A second objection: How will any of this help you right now? As I was reading over my notes for this piece, I thought: How will this help the graduates who are heading into a world dominated by angry protests, financial distress, and violence? That’s a good question. But it isn’t the whole question. The whole question ends in: What can we do about the anger and violence?
We can do what God’s people have always done: pray and love. We pray that God will turn people’s hearts away from hatred, that they will turn to Jesus. Without the Holy Spirit working in people’s hearts, hatred will win. And we love our neighbors. We love them specifically and practically by building institutions that care for them.
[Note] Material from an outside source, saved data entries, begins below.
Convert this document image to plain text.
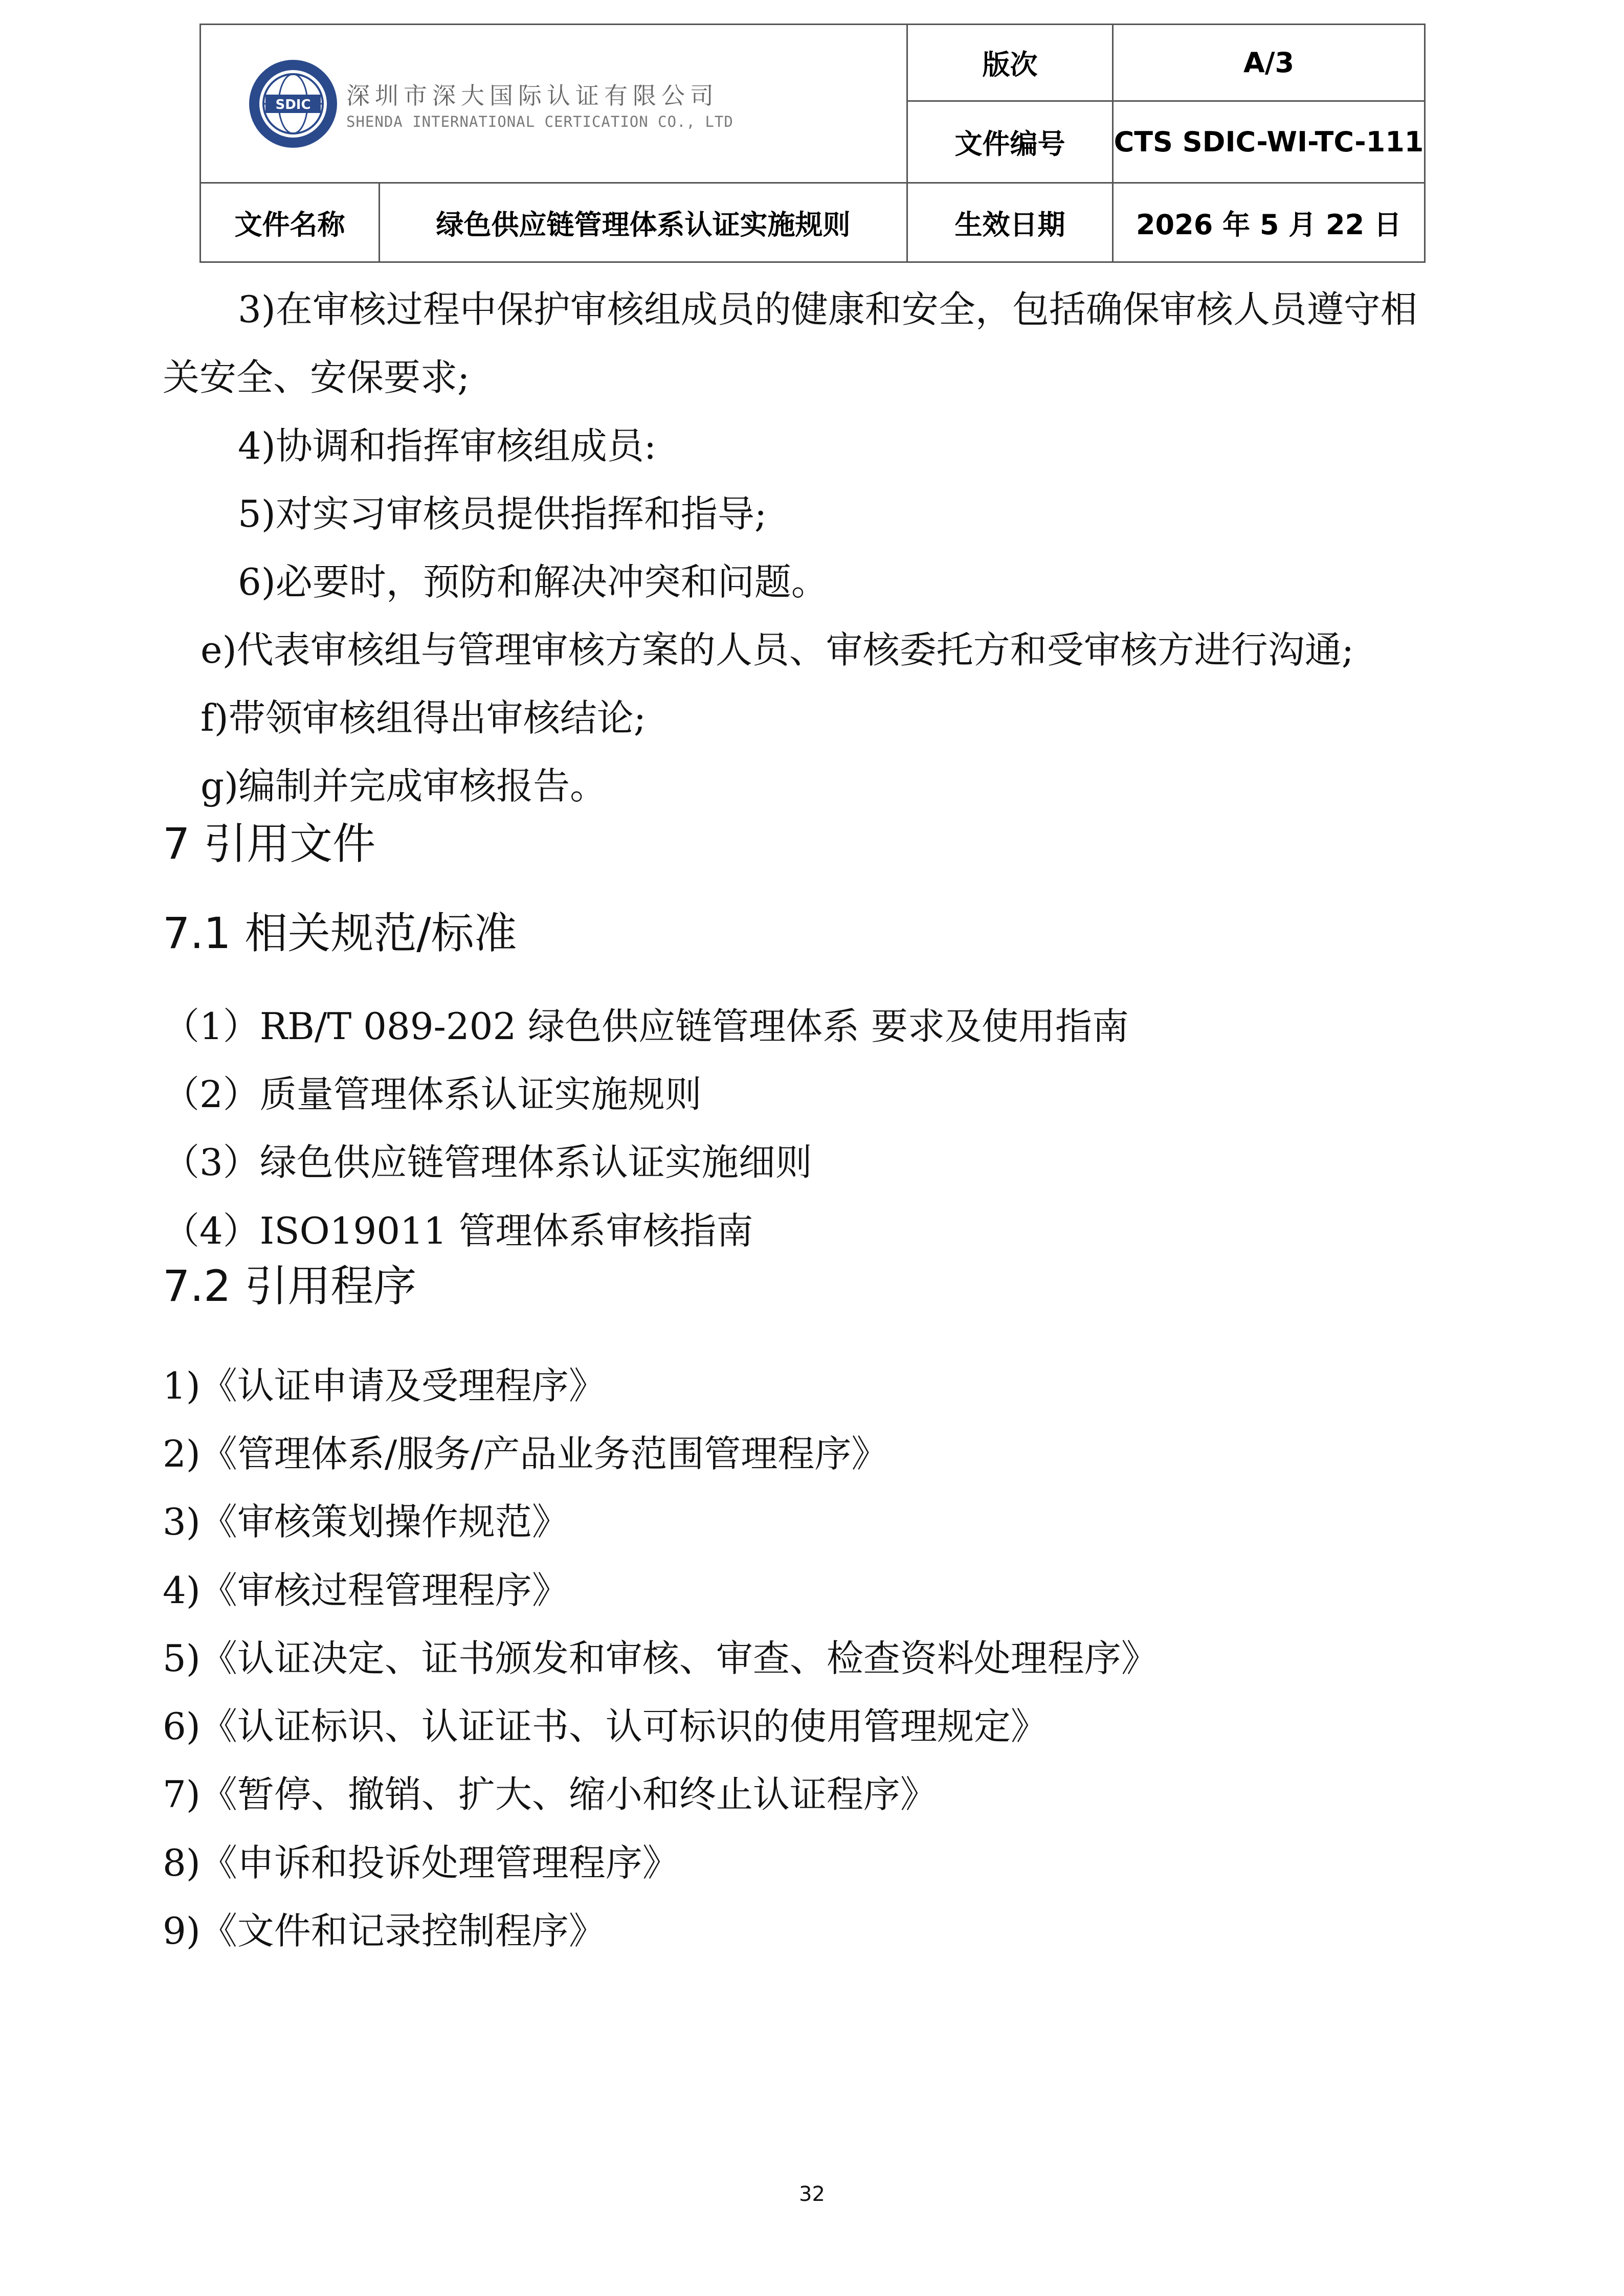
SDIC 深圳市深大国际认证有限公司
SHENDA INTERNATIONAL CERTICATION CO., LTD		版次	A/3
		文件编号	CTS SDIC-WI-TC-111
文件名称	绿色供应链管理体系认证实施规则	生效日期	2026 年 5 月 22 日
3)在审核过程中保护审核组成员的健康和安全，包括确保审核人员遵守相
关安全、安保要求;
4)协调和指挥审核组成员:
5)对实习审核员提供指挥和指导;
6)必要时，预防和解决冲突和问题。
e)代表审核组与管理审核方案的人员、审核委托方和受审核方进行沟通;
f)带领审核组得出审核结论;
g)编制并完成审核报告。
7 引用文件
7.1 相关规范/标准
（1）RB/T 089-202 绿色供应链管理体系 要求及使用指南
（2）质量管理体系认证实施规则
（3）绿色供应链管理体系认证实施细则
（4）ISO19011 管理体系审核指南
7.2 引用程序
1)《认证申请及受理程序》
2)《管理体系/服务/产品业务范围管理程序》
3)《审核策划操作规范》
4)《审核过程管理程序》
5)《认证决定、证书颁发和审核、审查、检查资料处理程序》
6)《认证标识、认证证书、认可标识的使用管理规定》
7)《暂停、撤销、扩大、缩小和终止认证程序》
8)《申诉和投诉处理管理程序》
9)《文件和记录控制程序》
32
The kind of building I’m asking you to pursue now is how Jesus would have us make a difference in a broken world. I’m not avoiding the mess out there. I’m giving us something to do about it.
A Small Confession
My last point is a confession. If I had been told when I graduated to build a church, a community, a family, and a business, I would have thought, That’s exactly what all the average people around me need to hear. But I’m special! And, it’s even a little worse than that. I would have thought, I am smart. I need to do something big. Teaching Sunday school, volunteering at the hospital, raising children, and working for a small college wouldn’t have been enough. I need to do more in order to be proud of myself. Jesus needs me to do more than that. I really would have thought that—but I would have been wrong.
Jesus doesn’t need more than what I’m recommending. Jesus doesn’t need any of it. I certainly didn’t need more than that. And being proud of myself is a silly thing to want. What I really wanted was for others to be impressed by me—and we all know what a foolish desire that is—yet it is a very hard desire to kill.
I now know that the most effective way to kill that foolish desire is to experience the joy of seeing others served by using your talents. Serve others by building institutions. At some point you’ll realize that even if you never get any credit, it will be more than enough. Playing a tiny role in Jesus’s work of making all things new is what you were called to do—it is what we were made to do. Now, go build.